La promenade architecturale de la villa Savoye
Cette villa a été construite dans la plus grande simplicité, pour des clients dépourvus totalement d’idées préconçues : ni modernes, ni anciens. Leur idée était simple : ils avaient un magnifique parc formé de prés entourés de forêt ; ils désiraient vivre à la campagne ; ils étaient reliés à Paris par 30 km d’auto.
On va donc à la porte de la maison en auto, et c’est l’arc de courbure minimum d’une auto qui fournit la dimension même de la maison. L’auto s’engage sous les pilotis, tourne autour des services communs, arrive au milieu, à la porte du vestibule, entre dans le garage ou poursuit sa route pour le retour : telle est la donnée fondamentale.

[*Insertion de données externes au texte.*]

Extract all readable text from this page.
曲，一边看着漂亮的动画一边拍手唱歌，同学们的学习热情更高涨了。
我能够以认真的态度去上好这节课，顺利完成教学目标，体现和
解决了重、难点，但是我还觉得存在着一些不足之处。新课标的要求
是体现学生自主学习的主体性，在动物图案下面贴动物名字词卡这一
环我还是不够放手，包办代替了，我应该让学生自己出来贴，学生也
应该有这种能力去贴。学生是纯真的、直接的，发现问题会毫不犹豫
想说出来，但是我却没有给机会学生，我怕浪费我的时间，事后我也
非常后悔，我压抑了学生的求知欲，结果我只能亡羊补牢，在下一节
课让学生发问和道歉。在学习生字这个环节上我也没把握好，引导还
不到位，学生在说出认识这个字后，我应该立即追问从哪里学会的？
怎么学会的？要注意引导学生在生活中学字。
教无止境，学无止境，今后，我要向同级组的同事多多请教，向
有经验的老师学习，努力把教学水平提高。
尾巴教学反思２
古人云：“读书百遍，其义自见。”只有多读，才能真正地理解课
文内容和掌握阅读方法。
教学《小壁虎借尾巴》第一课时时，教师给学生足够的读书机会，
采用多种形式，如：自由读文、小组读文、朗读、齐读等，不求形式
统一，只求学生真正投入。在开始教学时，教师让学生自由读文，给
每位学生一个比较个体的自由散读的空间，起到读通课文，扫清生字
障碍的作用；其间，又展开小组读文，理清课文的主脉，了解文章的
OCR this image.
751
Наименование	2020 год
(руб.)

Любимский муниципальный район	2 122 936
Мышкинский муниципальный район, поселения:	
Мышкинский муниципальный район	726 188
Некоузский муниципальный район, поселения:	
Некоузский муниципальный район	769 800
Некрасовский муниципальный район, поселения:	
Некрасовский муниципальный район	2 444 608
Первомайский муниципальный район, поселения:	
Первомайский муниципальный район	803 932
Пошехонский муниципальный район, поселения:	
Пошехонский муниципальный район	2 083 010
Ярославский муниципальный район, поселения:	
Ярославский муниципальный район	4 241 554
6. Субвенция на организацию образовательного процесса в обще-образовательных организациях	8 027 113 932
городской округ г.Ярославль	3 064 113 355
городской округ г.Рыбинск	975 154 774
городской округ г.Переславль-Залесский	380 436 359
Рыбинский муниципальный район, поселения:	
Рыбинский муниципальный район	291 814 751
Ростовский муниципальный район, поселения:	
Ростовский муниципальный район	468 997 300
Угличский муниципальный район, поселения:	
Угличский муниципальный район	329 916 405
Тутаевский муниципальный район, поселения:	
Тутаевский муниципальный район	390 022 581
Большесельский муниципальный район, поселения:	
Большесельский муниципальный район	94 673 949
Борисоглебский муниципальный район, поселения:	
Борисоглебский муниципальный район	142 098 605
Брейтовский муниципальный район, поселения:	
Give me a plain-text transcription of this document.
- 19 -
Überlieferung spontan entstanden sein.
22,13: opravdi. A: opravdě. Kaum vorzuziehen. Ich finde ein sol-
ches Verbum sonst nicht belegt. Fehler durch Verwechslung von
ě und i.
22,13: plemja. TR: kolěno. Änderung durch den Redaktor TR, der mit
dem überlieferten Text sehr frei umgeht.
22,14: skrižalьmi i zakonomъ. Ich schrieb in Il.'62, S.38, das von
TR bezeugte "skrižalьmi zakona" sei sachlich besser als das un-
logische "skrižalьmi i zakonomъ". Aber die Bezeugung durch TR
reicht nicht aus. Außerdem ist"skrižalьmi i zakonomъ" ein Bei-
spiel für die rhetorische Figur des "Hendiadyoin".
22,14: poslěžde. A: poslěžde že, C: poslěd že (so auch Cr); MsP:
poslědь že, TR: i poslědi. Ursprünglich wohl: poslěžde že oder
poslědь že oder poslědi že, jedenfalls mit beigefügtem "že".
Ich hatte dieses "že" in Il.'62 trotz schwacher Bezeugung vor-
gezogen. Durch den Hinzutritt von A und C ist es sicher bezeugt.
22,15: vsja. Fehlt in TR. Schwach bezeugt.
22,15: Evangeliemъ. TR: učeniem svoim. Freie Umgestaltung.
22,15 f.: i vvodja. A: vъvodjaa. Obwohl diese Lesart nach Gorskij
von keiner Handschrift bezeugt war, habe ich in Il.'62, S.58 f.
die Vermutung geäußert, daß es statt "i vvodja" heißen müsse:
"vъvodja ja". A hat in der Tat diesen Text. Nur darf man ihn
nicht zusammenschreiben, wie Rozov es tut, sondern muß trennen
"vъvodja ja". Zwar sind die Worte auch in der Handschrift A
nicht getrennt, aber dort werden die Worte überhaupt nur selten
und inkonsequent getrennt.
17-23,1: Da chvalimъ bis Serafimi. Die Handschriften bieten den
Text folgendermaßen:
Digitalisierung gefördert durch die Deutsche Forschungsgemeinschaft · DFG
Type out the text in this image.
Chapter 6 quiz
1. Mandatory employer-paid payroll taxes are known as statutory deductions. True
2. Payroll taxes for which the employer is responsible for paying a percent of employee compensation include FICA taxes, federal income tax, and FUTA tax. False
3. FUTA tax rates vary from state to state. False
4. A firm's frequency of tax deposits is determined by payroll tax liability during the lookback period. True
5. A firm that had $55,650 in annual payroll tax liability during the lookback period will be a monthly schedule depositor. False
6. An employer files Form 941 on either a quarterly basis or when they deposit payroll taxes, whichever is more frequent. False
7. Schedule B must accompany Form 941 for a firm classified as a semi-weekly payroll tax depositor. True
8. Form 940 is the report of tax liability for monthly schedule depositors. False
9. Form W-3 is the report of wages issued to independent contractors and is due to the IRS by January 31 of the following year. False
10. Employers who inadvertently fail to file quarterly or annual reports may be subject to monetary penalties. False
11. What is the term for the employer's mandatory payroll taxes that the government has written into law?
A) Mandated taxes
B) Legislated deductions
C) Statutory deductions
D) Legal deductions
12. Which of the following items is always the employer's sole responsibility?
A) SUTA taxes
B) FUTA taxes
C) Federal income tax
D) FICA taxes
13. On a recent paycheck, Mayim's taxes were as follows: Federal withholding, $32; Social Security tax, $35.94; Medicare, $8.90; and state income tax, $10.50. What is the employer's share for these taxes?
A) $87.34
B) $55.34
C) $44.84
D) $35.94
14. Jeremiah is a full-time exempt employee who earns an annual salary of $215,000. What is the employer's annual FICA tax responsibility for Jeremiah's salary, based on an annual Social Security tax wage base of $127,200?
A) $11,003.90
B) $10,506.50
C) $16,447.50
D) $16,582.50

Autre chose : la vue est très belle, l’herbe est une belle chose, la forêt aussi : on y touchera le moins possible. La maison se posera au milieu de l’herbe comme un objet, sans rien déranger.
Si l’on est debout dans l’herbe, on ne voit pas très loin l’étendue. D’ailleurs, l’herbe est malsaine, humide, etc., pour y habiter ; par conséquent, le véritable jardin de la maison ne sera pas sur le sol, mais au-dessus du sol, à trois mètres cinquante : ce sera le jardin suspendu dont le sol est sec et salubre, et c’est de ce sol qu’on verra bien tout le paysage, beaucoup mieux que si l’on était resté en bas.
Dans nos climats tempérés, avec pluies fréquentes, il est utile d’avoir un jardin dont le sol soit sec instantanément ; le sol du jardin est donc en dallage de ciment, posé sur du sable, assurant un drainage instantané des eaux pluviales.
Mais on continue la promenade. Depuis le jardin à l’étage, on monte par la rampe sur le toit de la maison où est le solarium.
L’architecture arabe nous donne un enseignement précieux. Elle s’apprécie à la marche, avec le pied ; c’est en marchant, en se déplaçant que l’on voit se développer les ordonnances de l’architecture. C’est un principe contraire à l’architecture baroque qui est conçue sur le papier, autour d’un point fixe théorique. Je préfère l’enseignement de l’architecture arabe.
Dans cette maison-ci, il s’agit d’une véritable promenade architecturale, offrant des aspects constamment variés, inattendus, parfois étonnants. Il est intéressant d’obtenir tant de diversité quand on a, par exemple, admis au point de vue constructif un schéma de poteaux et de poutres d’une rigueur absolue.
La construction est faite sur un jeu de poteaux équidistants, portant des chevalets qui, eux-mêmes, supportent des poutrelles régulières à égales : ossature indépendante, plan libre.
Le Corbusier, Œuvre complète, volume 2, 1929-1934.